"Where do broken hearts go, can they find their way home, back to the open arms of a love that's waiting there. And if somebody loves you-won't they always love you. . ."
I am shocked. I am saddened. I was crying as I penned this column in the wee hours of Sunday morning. I feel as if I just lost a big sister, someone who has traveled on my life's journey with me. Singer Whitney Houston is dead at the age of 48, just 3 years older than me, she was an icon of Gen X, and I have every 45, cassette and CD she ever made. Every single one of them.
As teenage black girls growing up in southern New Jersey in the 1980s, she was someone unimaginable to us: young, black, beautiful, from Newark, talented, energetic, and she possessed a voice like something out of Gabriel's Angelic Choir in Heaven. She set a new standard for Gen X, she was our Diana Ross, our Billie Holiday. I keep listening to "Where Do Broken Hearts Go" my favorite Whitney Houston song of all time. How appropriate and how sad to listen to the lyrics of this song and see the images of her face so young, happy, and full of life flash across the screen.
Whitney's death was tough news to take on an otherwise quiet, cold, snowy Saturday night in February here on the East Coast. I had just gotten off Twitter for the night to settle in by the warm fire to work on my second book about the power of human connection, and the need for those of us in this present generation who are so busy, so harried, so hurried, so worried, so disconnected to refocus our attention on what truly matters in life. God, who would have thought that Whitney Houston's death, much like Soul Train founder Don Cornelius, and Michael Jackson's deaths before her would prove so painfully my premise. Although we do not yet know the cause of death of Ms. Houston, we know this: She was troubled.

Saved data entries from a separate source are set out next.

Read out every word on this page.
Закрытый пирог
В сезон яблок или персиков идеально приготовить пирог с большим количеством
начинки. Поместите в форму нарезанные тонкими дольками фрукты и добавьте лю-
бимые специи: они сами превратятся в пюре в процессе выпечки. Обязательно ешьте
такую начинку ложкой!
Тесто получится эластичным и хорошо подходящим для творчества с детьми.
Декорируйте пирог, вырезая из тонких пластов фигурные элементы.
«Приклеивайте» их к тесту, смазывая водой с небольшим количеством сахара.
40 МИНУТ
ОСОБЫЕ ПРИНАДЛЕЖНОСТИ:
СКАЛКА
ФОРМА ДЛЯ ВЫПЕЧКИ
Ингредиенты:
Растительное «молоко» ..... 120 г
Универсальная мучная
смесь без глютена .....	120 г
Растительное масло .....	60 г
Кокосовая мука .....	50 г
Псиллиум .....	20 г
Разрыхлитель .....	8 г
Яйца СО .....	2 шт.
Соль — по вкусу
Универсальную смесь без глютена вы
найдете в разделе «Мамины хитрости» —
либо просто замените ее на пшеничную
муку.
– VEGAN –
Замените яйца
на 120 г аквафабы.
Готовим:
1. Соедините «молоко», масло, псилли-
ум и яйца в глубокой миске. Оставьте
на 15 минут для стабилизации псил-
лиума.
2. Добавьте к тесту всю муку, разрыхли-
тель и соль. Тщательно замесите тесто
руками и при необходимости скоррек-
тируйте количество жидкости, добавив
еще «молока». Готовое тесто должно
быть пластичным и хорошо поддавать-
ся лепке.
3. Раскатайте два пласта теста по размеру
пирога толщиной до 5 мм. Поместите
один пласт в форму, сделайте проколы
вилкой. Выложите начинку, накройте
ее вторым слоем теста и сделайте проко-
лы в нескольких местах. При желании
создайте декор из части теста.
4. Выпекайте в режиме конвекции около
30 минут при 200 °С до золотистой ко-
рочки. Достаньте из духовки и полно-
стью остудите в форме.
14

She struggled with drug addiction, with depression, with career setbacks, a very public divorce and fall from entertainment royalty.
Unlike Don Cornelius who took his own life and was clearly battling depression, and Michael Jackson who arguably took his own life by consenting to the use of powerful prescription drugs to put himself to sleep routinely, Whitney Houston was seemingly on her way back up with the upcoming Sparkle movie, and rumors that she may even serve as a judge on one of the American Idol type shows. She looked well. But, I remember another songstress, Phyllis Hyman that I had occasion to see in concert at DAR Constitution Hall in Washington DC in the summer of 1994; she looked fabulous, her voice was great, she said she had just returned to church, given her life back to God, and was looking toward her future. Months later she died of an overdose.
Much will be written in the next days, weeks, and months about Whitney and we will all mourn her loss for years to come. Yet, what I wanted to impart to us all tonight is this: Stop. Look. Listen.. to those around you. People are hurting right in front of our very eyes, but we often turn away or we don't want to be bothered. We are too busy after all. Tragically, we are losing the great ones and our very own loved ones to depression, sadness, suicide, isolation, drugs, brokenness, or worse. Folks, whether you believe in a Creator or not, whether you believe in an afterlife or not, one thing we all know for sure: We will all surely die. This is something we all must experience. Death comes as a thief, none of us knows the day or hour so we would be wise to live our lives fruitfully, faithfully, and fulfilled in whatever time we have.
My personal take away from yet another tragic loss of such a young gifted fellow human being is this: We need one another. We are all connected. We all need love. We all need support. We all need encouragement. And most of all we all need redemption, and second chances when we fail. We all need and want forgiveness when we err, and we want to trust again every time we are hurt. We want to love again and again and again. Sadly, we don't. When we fail, or we get hurt; we often get stuck. We wallow in regret, guilt, and self-deprivation. The only way we survive the storms and shoals of our lives is through the grace of a loving God, the helping hands of good friends, and the loving hearts of our families. Thus, we should take greater care of what truly matter. Take care of what is truly precious. All we get to take with us is love, folks. That is it. None of the accolades, accomplishments, or money comes with us.
In the final analysis, Whitney Houston did it her way. She knew great heights, great success, great fame, great fortune, and great accolades. Yet, she also knew great pain, great humiliation, great sadness. Despite it all, she gave us a great gift in her unforgettable voice. May she rest in peace, may God bless her family especially her young daughter, and may we all pause truly for a moment to ask how we find our way back home, to what truly matters in our lives.